Hansika Motwani plays Queen Yamanadevi’s daughter and at least Chimbu Deven doesn’t make the mistake of trying to get her to actually dance in any of her songs. Hansika looks good and has an amazing peacock outfit at the end but doesn’t do much else of note in the film, although she does manage better chemistry in a few brief moments with Vijay than Shruti does in an entire romantic song. Overall Devi Sri Prasad’s songs are fairly uninspiring and the choreography rather repetitive, but Vijay is energetic and the backing dancers are enthusiastic in a range of diverse costumes.
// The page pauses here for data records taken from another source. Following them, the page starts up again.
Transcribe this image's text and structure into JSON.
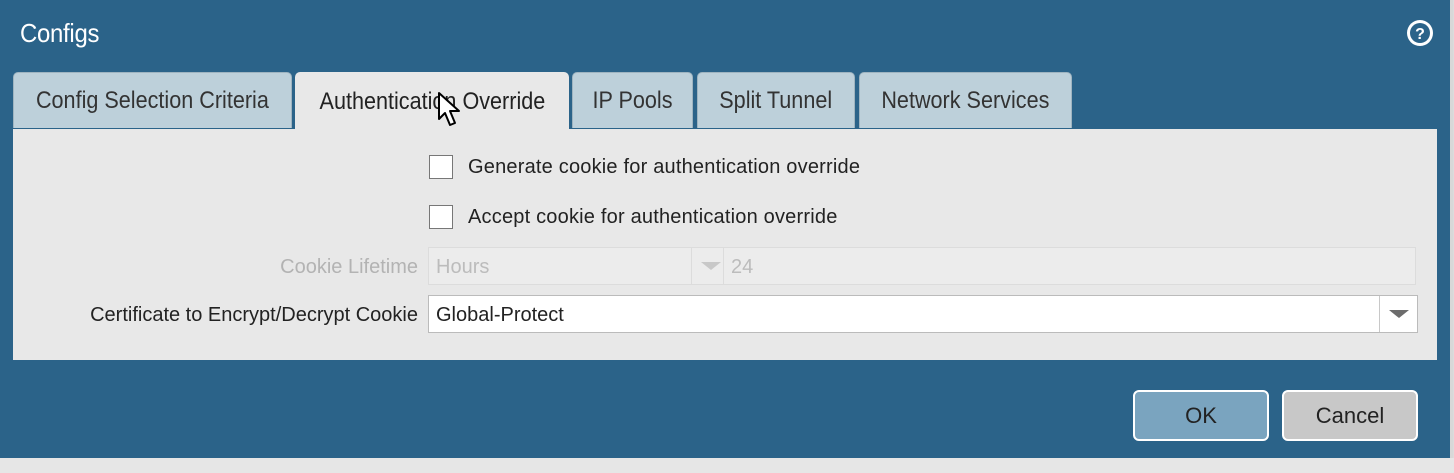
{
  "dialog": {
    "title": "Configs",
    "help_icon": "question-circle-icon"
  },
  "tabs": [
    {
      "label": "Config Selection Criteria",
      "active": false
    },
    {
      "label": "Authentication Override",
      "active": true
    },
    {
      "label": "IP Pools",
      "active": false
    },
    {
      "label": "Split Tunnel",
      "active": false
    },
    {
      "label": "Network Services",
      "active": false
    }
  ],
  "auth_override": {
    "generate_cookie": {
      "label": "Generate cookie for authentication override",
      "checked": false
    },
    "accept_cookie": {
      "label": "Accept cookie for authentication override",
      "checked": false
    },
    "cookie_lifetime": {
      "label": "Cookie Lifetime",
      "unit": "Hours",
      "value": "24",
      "disabled": true
    },
    "certificate": {
      "label": "Certificate to Encrypt/Decrypt Cookie",
      "value": "Global-Protect"
    }
  },
  "buttons": {
    "ok": "OK",
    "cancel": "Cancel"
  },
  "colors": {
    "dialog_bg": "#2b6389",
    "tab_inactive": "#bdd0da",
    "panel_bg": "#e8e8e8",
    "ok_button": "#7aa4bf",
    "cancel_button": "#c8c8c8"
  }
}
Except for Sridevi, Puli mostly disappoints with a weak story and fairly nondescript songs. Sudeep and Vijay are fine but both characters need better definition and depth rather than simply relying on the ability and star power of the actors. Both do what they can, but the film could have been so much better with just a little more complexity. Good cinematography from Natarajan Subramaniam and great visual effects make Puli worth watching on the big screen but probably only for fans. Otherwise probably best to wait for the DVD where the fast forward button will make Puli a more enjoyable watch.